Robust adaptive backstepping control design for a supercavitating vehicle model

In this paper, robust adaptive backstepping control is applied for a supercavitating vehicle model to account for the unknown slope in the fin force of the vehicle model. In the benchmark supercavitating-vehicle model, which is widely used for control designs in the literature, the fin force was modeled as a linear function with respect to the fin angle of attack, and the slope of the fin force was considered to be a known constant for a fixed cavitation number. However, more realistic modeling for fin force shows that the fin force slope is a function of the fin deflection angle, fin sweepback angle and fin immersion. Additionally, noting that the cavity shape at the transom region determines immersion of the fins, the fin immersion and thus the slope of the fin force will also be impacted by the so-called memory effect due to cavity-vehicle interaction. In this paper, we consider the fin effectiveness parameter relative to the cavitator, which is used to compute the slope of the fin force, to be an unknown parameter.
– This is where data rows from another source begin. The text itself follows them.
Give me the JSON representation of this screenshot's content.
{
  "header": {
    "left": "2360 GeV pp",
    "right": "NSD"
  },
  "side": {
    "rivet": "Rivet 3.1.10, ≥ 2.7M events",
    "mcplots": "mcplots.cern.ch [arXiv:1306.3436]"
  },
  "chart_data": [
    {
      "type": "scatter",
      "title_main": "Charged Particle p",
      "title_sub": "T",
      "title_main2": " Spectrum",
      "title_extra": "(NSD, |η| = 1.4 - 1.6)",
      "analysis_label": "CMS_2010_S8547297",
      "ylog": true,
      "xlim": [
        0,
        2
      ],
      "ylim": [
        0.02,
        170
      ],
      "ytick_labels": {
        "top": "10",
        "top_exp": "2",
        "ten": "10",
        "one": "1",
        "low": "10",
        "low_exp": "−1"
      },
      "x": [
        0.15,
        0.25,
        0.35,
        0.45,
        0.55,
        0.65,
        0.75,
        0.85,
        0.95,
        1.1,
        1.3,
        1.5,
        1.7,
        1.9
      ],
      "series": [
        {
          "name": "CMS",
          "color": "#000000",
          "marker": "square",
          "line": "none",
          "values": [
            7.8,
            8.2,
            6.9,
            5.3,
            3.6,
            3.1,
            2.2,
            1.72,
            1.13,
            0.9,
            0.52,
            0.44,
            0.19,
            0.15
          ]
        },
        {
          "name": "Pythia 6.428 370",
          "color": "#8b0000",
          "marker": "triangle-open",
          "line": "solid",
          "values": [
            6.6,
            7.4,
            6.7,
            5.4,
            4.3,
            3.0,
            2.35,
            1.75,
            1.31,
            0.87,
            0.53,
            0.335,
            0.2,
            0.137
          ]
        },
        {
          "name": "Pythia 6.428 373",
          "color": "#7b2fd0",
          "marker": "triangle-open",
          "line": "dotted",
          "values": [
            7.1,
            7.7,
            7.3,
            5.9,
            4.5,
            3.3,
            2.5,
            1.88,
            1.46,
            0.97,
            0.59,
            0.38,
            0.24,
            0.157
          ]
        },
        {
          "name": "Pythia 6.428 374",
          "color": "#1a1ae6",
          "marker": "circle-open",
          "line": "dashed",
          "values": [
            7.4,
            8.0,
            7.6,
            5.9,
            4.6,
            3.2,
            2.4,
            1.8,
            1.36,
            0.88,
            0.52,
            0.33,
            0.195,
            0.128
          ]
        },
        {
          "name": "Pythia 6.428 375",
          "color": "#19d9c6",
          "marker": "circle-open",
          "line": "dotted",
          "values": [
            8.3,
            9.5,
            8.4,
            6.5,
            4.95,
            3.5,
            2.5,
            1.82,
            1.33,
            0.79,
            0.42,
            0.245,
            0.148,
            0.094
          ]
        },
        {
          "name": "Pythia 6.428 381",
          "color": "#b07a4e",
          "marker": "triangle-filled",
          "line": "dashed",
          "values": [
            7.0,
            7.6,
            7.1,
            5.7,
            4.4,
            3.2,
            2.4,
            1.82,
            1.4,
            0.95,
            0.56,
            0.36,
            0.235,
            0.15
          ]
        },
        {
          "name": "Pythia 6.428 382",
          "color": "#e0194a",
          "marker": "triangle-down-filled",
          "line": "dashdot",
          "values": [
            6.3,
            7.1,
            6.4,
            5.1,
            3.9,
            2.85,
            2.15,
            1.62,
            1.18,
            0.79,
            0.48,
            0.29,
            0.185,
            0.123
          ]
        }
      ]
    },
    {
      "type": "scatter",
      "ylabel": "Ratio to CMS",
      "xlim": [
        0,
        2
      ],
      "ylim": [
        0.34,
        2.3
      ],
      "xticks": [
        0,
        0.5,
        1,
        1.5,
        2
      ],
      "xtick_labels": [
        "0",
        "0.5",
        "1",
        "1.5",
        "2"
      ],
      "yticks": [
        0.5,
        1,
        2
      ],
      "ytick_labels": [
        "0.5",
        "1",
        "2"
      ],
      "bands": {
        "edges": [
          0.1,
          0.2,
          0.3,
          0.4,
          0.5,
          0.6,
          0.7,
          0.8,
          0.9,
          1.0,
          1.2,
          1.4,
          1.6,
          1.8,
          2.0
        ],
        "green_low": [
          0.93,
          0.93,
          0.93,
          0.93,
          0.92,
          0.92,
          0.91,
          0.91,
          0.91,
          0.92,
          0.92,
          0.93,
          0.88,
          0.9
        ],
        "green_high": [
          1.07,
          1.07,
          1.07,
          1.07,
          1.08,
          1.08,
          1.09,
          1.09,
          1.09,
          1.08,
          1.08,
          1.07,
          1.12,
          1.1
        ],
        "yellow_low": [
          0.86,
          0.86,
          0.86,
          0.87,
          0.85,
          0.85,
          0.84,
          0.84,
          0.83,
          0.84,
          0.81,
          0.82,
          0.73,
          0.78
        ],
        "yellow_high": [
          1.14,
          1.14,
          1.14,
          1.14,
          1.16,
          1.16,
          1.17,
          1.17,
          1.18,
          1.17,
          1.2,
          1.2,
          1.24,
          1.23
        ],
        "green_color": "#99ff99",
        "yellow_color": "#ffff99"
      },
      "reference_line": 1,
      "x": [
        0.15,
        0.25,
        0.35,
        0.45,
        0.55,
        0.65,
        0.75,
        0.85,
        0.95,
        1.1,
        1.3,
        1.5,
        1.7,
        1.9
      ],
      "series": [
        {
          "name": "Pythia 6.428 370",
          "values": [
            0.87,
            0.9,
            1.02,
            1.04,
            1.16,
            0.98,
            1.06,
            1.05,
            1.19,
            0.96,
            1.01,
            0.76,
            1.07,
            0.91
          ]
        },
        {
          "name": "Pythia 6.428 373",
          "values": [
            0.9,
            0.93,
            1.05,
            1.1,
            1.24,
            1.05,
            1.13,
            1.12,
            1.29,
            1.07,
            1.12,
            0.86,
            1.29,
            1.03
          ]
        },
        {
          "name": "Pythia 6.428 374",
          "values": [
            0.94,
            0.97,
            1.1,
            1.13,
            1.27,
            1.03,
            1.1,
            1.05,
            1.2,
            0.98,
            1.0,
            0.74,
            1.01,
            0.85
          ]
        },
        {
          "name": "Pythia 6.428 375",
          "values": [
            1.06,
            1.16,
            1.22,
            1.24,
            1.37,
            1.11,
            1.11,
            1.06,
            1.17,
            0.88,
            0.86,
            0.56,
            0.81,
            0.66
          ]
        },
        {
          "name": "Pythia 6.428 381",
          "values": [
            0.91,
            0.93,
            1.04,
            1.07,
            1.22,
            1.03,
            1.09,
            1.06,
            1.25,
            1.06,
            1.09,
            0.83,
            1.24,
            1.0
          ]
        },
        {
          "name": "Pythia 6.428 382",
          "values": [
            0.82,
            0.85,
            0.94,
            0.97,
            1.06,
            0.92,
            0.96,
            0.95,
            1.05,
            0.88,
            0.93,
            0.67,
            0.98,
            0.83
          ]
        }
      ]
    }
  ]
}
Then we design a parameter estimation law for this fin effectiveness parameter and an adaptive backstepping controller to stabilize the supercavitating vehicle model. We prove the boundedness of all the signals and convergence of vehicle state variables via Lyapunov stability theory. In addition, if the bound of the fin effectiveness parameter is known, a projection of the parameter adaptive law can be used and the resulting controller implementation will maintain the boundedness and convergence properties.